O cinema produzido em Moçambique, entre os anos 1970 e 1980, foi considerado referência mundial em cinema experimental e revolucionário (Lopes, 2016). A política nacionalista moçambicana procurava criar um sentido de identidade nacional. Essa visão do cinema como instrumento de comunicação e, também, de ideologia teve um forte impacto no desenvolvimento da produção cinematográfica em Moçambique. Mesmo durante a guerra de libertação foram produzidos filmes sobre a luta pela independência por estrangeiros. Entre eles Venceremos! (1966), de Dragutin Popovic; Behind the lines (1971), de Margaret Dickinson; A luta continua (1972), de Robert Van Lierop, e Étudier, produire, combattre (1973), do Grupo Cinéthique (Lopes, 2016).
Apesar dos problemas crescentes, relacionados com a violência, e problemas técnicos com a produção, como a falta de películas e de energia elétrica, nos anos 1980, foram produzidos pelo INC dois filmes de ficção (Ferreira, 2016). O tempo dos leopardos, do realizador Zdravko Velimirovic, de 1985, é uma coprodução com a Jugoslávia e O vento sopra do norte, do realizador José Cardoso, foi totalmente produzido em Moçambique. A produção da primeira longa-metragem, já envolvia realizadores como Camilo de Sousa e Luis Patraquim, quando Isabel Noronha ingressou no INC, convidada a participar como assistente de logística do filme. Isabel Noronha é conhecida como uma das primeiras mulheres moçambicanas na realização cinematográfica. Nesta altura, também regressou a Moçambique Sol de Carvalho, após ter estudado no Conservatório Nacional de Cinema, em Lisboa. Nascido na Beira, Sol de Carvalho retorna ao país para ser diretor do Serviço Nacional da Rádio Moçambique, trabalhando, ainda, na revista Tempo, até que, em 1986, iniciou a sua carreira como realizador (Lopes, 2016; Miranda, 2015).
Os primeiros anos após a independência de qualquer país são de grandes dificuldades, geralmente de disputas internas, falta de abastecimento entre outros problemas. Assim, também Moçambique foi marcado por uma intensa guerra civil desde 1977 até 1992, e só em 1994, o país realizou as primeiras eleições multipartidárias. Além disso, faltava infraestruturas para a retomada do cinema, o que só foi possível através de cineastas, cinéfilos e políticos interessados na (re)construção do novo país (Pereira, 2019, p. 306).

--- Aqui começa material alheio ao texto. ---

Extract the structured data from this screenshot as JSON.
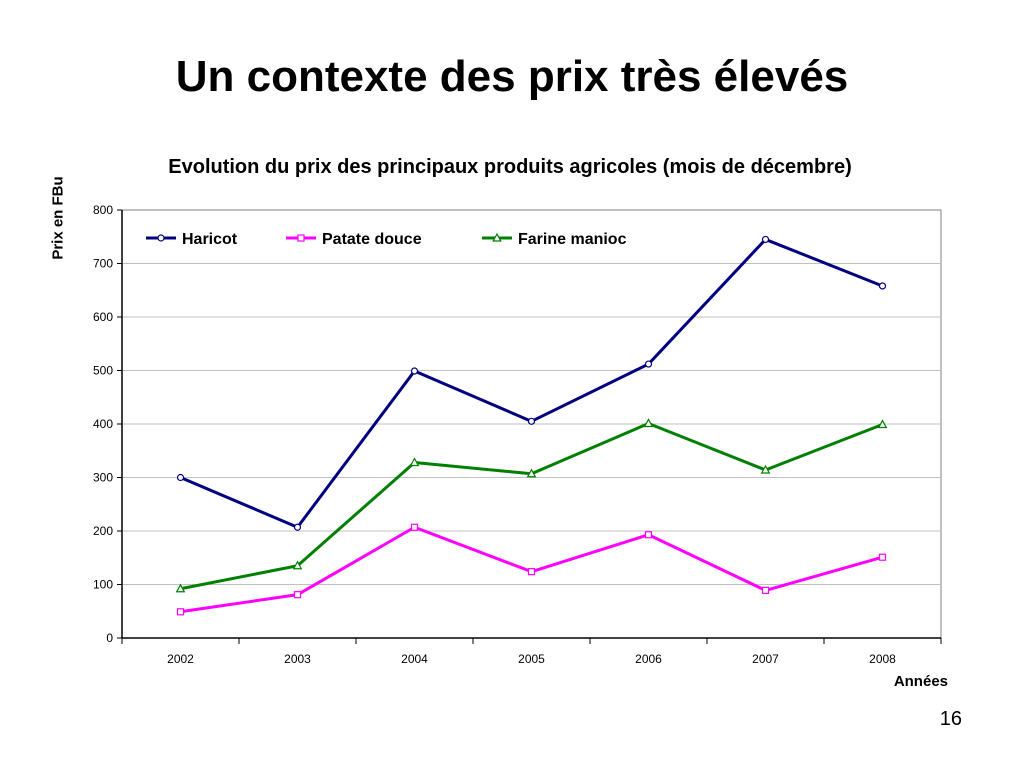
{
  "slide": {
    "title": "Un contexte des prix très élevés",
    "page_number": "16"
  },
  "chart_data": {
    "type": "line",
    "title": "Evolution du prix des principaux produits agricoles (mois de décembre)",
    "xlabel": "Années",
    "ylabel": "Prix en FBu",
    "categories": [
      "2002",
      "2003",
      "2004",
      "2005",
      "2006",
      "2007",
      "2008"
    ],
    "ylim": [
      0,
      800
    ],
    "yticks": [
      0,
      100,
      200,
      300,
      400,
      500,
      600,
      700,
      800
    ],
    "grid": true,
    "legend": "top-left",
    "series": [
      {
        "name": "Haricot",
        "color": "#000080",
        "marker": "circle",
        "values": [
          300,
          207,
          499,
          405,
          512,
          745,
          658
        ]
      },
      {
        "name": "Patate douce",
        "color": "#FF00FF",
        "marker": "square",
        "values": [
          49,
          81,
          207,
          124,
          193,
          89,
          151
        ]
      },
      {
        "name": "Farine manioc",
        "color": "#008000",
        "marker": "triangle",
        "values": [
          92,
          135,
          328,
          307,
          401,
          314,
          399
        ]
      }
    ]
  }
}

Durante a guerra civil foram raras as produções fílmicas. Na visão de Ferreira (2016), a influência estrangeira nessa segunda fase do cinema, apesar de trazer financiamento e possibilitar a continuidade das produções, muda a forma de fazer cinema: “a dependência altera as possibilidades de descolonização da mente porque o envolvimento do antigo colonizador e suas ideias acerca da época colonial ganham espaço” (p. 33). Além disso, um incêndio no INC, nesse período, danificou equipamentos, estruturas e muitos filmes. A morte de Samora Machel, em 1986, também contribuiu para a “secundarização do cinema enquanto dispositivo de comunicação com as massas por parte do Estado” (Pereira, 2019, p. 304). Por outro lado, foi o período de criação de produtoras privadas como a Ébano Multimédia (por Sol de Carvalho, Pedro Pimenta e Licínio de Azevedo, em 1991), a cooperativa Coopimagem (em 1992) e a Promarte (por Sol de Carvalho, 1993), que produziram também longa-metragens de ficção (Ferreira, 2016, p. 35).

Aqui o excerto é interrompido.